Splunk® App for Data Science and Deep Learning

Use the Splunk App for Data Science and Deep Learning

Container management and scaling

The Splunk App for Data Science and Deep Learning leverages external containers to offload resource-heavy machine learning tasks from the Splunk search head. This architecture isolates potentially large workloads, and also allows for horizontal scaling, GPU acceleration, and robust environment management.

Review the following guidelines to manage container lifecycles, scale concurrency, and optimize resource usage when running DSDL in Docker, Kubernetes, or OpenShift.

Overview

When you run DSDL commands such as | fit MLTKContainer ... or | apply ..., DSDL communicates with an external container platform. DSDL communicates with Docker on a single host, or a cluster orchestrated by Kubernetes or OpenShift.

By default, development (DEV) mode containers include JupyterLab, TensorBoard, and other developer tools. And production (PROD) mode containers are minimal, running just the Python processes required for model training and inference.

Understanding how these containers are launched, monitored, and scaled can help with efficient resource usage and robust enterprise-grade workflows.

Container lifecycle

Review the following descriptions of a container lifecycle:

Lifecycle stage Description
Launch triggers User-initiated: When a user runs an ML-SPL command in the Splunk platform, DSDL checks if a container or pod is already running with the correct configuration. If not, a new one is launched.

The following is an example ML-SPL command: | fit MLTKContainer algo=...

Scheduled searches: If a scheduled search includes the fit or apply commands, DSDL might spin up containers in the background at regular intervals.
Manual start (optional): In DSDL under Configuration and then Containers, you can manually start or stop containers.
This can be helpful for development tasks or when you need to use Jupyter.
Initialization DSDL calls the Docker, Kubernetes, or OpenShift API to create a container or pod based on your chosen image. For example golden-cpu image.

The container environment variables are set in DSDL configuration. Example variables include JUPYTER_PASSWD and container_enable_https.

Active and running Once started, the container is available to handle fit or apply commands.

In DEV mode, JupyterLab or TensorBoard endpoints can be accessed through mapped ports, Routes, or NodePorts.

Idle or stopped After a period of inactivity and depending on your setup, DSDL might automatically stop the container to free resources.
Removal and cleanup Older or crashed containers are removed from the system. On Kubernetes or OpenShift pods are ephemeral by design and typically cleaned up automatically.

About Docker, Kubernetes, and OpenShift

Review the following differences between Docker, Kubernetes, and OpenShift containers in DSDL:

Container Typical use case Network setup Scaling Management
Single-host Docker Smaller dev/test environments or single Splunk instance with Docker on the same machine. By default, the container might be on unix://var/run/docker.sock or tcp://localhost:2375, no TLS. Usually limited to one container or pod per host unless you manually script multiple Docker hosts. DSDL starts and stops the container through the Docker API. Development containers might keep running until manually stopped.
Kubernetes or OpenShift Production-scale or distributed environments. TLS/HTTPS from the Splunk platform to the Kubernetes or OpenShift API server on port 6443. You can define multiple replicas, or rely on Kubernetes Horizontal Pod Autoscaler (HPA) for concurrency. DSDL translates container requests into pod deployments. You can configure resource requests, node labeling (GPU), and advanced security contexts.

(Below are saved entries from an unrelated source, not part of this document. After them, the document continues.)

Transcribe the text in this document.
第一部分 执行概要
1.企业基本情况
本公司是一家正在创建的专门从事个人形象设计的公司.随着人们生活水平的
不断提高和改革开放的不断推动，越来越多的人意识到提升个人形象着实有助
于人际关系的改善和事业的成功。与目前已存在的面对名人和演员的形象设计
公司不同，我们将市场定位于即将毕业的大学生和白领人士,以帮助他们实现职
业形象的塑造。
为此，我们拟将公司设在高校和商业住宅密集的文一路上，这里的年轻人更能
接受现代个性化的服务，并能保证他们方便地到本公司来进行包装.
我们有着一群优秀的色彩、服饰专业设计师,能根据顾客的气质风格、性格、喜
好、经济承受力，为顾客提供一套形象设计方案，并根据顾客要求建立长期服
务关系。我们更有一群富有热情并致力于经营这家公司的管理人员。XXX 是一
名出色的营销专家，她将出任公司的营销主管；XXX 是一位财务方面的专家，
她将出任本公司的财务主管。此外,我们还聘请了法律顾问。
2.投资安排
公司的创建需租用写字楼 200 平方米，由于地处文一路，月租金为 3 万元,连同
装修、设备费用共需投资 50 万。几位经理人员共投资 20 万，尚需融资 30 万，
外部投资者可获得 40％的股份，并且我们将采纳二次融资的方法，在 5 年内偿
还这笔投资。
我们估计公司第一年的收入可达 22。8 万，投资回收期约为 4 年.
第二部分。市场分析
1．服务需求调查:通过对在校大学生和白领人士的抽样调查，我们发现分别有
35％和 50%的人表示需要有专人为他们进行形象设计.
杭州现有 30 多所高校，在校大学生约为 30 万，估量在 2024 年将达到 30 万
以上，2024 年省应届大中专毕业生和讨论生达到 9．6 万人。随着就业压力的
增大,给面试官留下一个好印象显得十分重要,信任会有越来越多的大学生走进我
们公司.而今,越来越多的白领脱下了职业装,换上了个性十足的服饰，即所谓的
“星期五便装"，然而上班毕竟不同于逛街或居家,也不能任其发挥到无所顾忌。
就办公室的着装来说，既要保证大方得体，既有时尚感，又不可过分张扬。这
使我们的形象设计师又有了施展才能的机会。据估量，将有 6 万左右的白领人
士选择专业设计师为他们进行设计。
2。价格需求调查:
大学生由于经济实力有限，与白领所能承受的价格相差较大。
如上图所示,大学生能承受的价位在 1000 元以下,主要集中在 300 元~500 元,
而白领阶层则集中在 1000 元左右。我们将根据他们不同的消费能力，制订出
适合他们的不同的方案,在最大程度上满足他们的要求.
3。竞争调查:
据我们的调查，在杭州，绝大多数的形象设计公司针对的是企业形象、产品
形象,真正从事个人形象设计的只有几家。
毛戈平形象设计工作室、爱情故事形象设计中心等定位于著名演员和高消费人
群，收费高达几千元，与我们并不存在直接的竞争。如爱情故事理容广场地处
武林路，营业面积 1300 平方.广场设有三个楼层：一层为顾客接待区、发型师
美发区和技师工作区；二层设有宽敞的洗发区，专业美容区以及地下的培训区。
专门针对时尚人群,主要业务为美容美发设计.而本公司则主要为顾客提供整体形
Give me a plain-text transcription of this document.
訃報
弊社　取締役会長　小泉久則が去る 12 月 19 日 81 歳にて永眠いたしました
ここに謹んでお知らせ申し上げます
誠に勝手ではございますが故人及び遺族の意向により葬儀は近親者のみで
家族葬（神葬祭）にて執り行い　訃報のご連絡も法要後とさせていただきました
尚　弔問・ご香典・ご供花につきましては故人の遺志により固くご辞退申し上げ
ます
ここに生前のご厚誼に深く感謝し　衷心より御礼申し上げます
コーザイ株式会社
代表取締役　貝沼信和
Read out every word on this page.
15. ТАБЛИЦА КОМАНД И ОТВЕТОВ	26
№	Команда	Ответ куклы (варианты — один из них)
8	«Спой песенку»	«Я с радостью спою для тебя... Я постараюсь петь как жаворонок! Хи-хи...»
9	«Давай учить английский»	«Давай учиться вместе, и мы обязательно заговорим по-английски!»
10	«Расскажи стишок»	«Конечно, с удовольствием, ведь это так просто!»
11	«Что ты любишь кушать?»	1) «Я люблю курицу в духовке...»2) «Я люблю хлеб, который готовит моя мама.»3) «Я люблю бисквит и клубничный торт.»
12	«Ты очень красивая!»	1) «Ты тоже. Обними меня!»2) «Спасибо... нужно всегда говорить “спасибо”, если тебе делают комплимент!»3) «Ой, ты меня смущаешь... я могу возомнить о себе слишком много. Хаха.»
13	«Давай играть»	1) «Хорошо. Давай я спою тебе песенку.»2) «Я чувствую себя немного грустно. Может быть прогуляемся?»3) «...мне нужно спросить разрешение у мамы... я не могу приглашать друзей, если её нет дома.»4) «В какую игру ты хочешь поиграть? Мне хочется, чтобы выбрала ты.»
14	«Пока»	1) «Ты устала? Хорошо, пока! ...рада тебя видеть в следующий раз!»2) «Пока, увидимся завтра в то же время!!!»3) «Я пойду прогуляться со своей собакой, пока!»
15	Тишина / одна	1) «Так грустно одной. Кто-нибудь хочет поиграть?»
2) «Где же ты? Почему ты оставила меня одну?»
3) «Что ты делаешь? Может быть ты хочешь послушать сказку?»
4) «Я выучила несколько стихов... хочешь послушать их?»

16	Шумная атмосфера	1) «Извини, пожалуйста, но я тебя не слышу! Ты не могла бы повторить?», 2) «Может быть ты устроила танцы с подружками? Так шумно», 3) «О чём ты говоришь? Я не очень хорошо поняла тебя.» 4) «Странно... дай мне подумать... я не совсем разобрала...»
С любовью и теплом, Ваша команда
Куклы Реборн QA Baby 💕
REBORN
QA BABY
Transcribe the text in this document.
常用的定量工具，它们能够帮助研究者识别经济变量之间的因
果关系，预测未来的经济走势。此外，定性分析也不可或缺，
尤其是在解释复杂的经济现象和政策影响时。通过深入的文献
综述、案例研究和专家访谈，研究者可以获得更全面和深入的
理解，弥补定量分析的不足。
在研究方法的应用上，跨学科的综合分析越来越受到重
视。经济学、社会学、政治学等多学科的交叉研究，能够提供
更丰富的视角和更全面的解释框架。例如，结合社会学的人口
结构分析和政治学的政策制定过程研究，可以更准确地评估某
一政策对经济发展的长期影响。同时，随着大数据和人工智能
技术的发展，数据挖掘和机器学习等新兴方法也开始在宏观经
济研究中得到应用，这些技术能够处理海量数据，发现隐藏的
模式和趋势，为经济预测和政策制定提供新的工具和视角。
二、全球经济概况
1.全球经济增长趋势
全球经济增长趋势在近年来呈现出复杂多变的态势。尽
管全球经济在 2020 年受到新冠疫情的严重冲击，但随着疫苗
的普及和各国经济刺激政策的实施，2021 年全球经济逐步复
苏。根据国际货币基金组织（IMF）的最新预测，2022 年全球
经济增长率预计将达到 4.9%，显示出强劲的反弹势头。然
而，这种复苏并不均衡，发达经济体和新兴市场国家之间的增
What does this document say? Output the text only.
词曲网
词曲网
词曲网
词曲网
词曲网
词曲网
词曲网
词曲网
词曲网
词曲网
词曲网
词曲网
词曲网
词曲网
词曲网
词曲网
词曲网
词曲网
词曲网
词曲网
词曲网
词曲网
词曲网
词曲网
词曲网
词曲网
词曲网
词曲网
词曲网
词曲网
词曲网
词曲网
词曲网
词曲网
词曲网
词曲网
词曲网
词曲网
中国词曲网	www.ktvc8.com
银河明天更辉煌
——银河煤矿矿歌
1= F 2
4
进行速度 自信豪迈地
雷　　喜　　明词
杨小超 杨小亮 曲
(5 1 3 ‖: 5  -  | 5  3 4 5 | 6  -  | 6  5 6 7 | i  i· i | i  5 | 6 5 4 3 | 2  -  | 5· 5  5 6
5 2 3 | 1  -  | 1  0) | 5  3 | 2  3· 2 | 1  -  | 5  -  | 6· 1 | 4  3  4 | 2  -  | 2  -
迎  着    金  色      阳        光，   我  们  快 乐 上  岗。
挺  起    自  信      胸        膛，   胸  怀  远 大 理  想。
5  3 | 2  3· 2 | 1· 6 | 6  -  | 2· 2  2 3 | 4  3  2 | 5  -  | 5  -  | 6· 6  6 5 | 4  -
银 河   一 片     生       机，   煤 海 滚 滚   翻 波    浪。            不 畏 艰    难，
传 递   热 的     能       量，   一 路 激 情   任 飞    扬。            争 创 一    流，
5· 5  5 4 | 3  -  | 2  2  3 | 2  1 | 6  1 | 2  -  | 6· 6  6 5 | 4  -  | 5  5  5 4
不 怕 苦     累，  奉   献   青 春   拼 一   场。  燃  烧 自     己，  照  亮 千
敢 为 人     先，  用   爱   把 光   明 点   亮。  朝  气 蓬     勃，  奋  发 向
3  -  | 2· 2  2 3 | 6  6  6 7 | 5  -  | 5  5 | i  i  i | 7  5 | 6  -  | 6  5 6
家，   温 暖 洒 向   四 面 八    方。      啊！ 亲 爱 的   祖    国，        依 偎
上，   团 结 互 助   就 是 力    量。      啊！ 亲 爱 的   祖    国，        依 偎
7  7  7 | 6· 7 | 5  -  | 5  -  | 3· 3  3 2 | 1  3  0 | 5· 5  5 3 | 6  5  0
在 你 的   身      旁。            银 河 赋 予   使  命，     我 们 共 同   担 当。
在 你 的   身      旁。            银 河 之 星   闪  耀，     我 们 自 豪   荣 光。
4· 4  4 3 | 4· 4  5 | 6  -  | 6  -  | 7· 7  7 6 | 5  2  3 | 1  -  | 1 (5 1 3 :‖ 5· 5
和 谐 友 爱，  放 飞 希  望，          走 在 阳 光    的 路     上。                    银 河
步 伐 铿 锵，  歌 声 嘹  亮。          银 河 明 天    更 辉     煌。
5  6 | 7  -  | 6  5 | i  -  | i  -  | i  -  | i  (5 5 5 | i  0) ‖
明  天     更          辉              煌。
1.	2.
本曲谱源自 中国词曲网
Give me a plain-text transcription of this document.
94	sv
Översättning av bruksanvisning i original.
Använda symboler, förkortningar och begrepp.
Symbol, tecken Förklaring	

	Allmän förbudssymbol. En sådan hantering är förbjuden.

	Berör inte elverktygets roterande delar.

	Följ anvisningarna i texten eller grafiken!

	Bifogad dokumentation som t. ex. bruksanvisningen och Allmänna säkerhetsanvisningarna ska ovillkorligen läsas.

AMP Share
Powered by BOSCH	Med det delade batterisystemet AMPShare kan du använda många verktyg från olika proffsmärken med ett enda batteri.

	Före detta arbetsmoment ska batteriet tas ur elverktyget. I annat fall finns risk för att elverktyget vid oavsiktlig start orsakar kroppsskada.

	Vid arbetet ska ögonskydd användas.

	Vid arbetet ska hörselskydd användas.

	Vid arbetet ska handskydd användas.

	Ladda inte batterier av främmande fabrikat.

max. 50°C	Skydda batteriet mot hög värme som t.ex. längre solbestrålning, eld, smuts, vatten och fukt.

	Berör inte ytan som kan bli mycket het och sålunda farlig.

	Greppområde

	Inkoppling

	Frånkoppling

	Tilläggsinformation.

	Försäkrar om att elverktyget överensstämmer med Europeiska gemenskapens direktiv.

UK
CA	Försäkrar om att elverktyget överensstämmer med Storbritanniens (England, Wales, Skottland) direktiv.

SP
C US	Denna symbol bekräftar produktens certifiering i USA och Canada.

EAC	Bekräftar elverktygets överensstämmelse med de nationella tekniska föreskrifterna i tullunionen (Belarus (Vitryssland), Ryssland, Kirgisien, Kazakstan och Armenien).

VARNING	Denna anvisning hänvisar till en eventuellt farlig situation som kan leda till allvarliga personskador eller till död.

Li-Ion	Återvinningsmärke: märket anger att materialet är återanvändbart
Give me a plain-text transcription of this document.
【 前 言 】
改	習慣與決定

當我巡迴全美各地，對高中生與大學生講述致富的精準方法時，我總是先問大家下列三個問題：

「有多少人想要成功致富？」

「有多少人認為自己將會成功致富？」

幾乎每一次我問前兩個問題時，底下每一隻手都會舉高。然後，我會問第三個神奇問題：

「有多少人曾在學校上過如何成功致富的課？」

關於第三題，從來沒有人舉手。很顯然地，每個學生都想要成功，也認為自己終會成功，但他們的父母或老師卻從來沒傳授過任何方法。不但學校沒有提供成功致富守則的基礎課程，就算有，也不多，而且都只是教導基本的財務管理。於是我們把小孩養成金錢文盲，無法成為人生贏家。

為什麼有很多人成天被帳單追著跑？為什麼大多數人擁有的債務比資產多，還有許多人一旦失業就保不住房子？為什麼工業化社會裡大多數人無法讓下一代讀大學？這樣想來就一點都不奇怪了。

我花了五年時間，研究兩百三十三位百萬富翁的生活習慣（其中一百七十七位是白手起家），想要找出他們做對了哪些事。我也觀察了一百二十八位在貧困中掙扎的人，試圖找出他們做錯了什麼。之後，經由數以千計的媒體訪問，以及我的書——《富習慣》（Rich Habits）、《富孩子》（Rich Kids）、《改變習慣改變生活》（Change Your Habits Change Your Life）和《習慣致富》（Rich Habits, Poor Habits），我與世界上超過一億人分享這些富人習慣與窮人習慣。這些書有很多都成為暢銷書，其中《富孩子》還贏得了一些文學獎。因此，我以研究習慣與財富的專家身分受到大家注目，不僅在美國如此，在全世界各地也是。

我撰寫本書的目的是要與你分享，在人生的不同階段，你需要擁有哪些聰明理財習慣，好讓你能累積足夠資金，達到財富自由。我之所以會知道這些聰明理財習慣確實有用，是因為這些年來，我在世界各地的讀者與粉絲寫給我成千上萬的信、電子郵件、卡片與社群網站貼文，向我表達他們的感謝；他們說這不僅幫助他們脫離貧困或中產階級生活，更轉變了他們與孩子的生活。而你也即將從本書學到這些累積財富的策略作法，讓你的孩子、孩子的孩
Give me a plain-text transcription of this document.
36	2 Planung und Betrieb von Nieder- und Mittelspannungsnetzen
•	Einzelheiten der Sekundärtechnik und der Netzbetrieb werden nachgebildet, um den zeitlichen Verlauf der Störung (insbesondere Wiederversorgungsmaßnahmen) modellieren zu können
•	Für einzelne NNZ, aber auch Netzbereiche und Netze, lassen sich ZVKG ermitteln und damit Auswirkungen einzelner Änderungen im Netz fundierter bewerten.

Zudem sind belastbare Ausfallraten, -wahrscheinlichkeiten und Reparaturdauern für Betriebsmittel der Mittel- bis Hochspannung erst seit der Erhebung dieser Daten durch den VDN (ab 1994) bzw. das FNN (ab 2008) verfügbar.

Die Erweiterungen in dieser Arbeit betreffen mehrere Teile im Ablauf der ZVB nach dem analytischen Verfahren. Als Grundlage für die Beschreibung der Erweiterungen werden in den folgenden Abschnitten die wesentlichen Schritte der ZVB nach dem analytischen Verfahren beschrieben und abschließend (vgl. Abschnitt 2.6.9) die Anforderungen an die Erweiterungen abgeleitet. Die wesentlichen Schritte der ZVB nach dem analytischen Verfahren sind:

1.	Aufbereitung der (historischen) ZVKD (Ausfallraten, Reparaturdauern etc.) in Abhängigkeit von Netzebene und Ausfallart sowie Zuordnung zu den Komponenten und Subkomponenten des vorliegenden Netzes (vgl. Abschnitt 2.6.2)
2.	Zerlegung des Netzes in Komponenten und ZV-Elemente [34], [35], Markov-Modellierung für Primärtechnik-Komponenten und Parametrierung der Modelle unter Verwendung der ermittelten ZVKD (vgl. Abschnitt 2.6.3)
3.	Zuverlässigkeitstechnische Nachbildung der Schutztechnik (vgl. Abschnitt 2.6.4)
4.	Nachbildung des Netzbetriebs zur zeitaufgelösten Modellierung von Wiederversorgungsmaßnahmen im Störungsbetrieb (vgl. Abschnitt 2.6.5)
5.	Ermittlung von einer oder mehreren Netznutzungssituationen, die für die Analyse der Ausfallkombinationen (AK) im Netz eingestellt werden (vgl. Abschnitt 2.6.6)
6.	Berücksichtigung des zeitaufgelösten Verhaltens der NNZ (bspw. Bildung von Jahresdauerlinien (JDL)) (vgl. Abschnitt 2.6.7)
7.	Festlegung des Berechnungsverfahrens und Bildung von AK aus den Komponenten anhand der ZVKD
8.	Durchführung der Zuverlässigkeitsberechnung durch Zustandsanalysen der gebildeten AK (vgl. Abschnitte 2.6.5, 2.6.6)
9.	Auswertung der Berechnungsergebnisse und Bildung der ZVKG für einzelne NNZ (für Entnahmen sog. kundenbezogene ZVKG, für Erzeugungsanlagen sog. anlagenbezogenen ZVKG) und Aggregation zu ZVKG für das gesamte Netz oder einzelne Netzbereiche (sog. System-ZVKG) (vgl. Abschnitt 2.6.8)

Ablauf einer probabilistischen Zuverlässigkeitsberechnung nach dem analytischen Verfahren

Concurrency and scaling patterns

Review the following descriptions of concurrency and scaling patterns in DSDL:

Pattern Description
Horizontal Pod Autoscaler (HPA)

on Kubernetes or OpenShift

HPA can auto-scale pods based on CPU or memory usage.

For DSDL, you might define an HPA that spawns additional pods if usage surpasses certain thresholds.
This helps handle multiple concurrent Splunk searches that call the fit or apply commands simultaneously.

Docker Compose or scripts If you're using single-host Docker, scaling typically involves manually launching multiple containers or writing scripts to do so.

DSDL won't automatically create multiple containers on Docker unless you handle it outside of the Splunk platform.

GPU scheduling For GPU-based containers in Kubernetes or OpenShift, assign a label or request nvidia.com/gpu: 1 so that the container lands on GPU-enabled nodes.

In Docker, ensure --gpus all or similar flags are used if you want GPU acceleration.

About development and production containers

Review the following descriptions of development (DEV) and production (PROD) containers:

Container type Description
DEV containers JupyterLab for interactive notebook development.

TensorBoard or other development tooling might be exposed on additional ports such as 8888 for Jupyter, or 6006 for TensorBoard.
Typically used short-term to refine code, test data staging, or debug advanced logic.

PROD containers Minimal setup, containing only the necessary Python environment for model training and inference.

No Jupyter or development ports exposed. Reduces the attack surface and resource overhead.
Might run on multiple replicas if concurrency is high.

DSDL operations overview

Review this overview of the DSDL operations you can access within the DSDL user interface (UI):

UI component Description
Container dashboard In DSDL and then Configuration, and then Containers.

You can see currently running containers/pods, start/stop them, or open Jupyter/TensorBoard if in dev mode.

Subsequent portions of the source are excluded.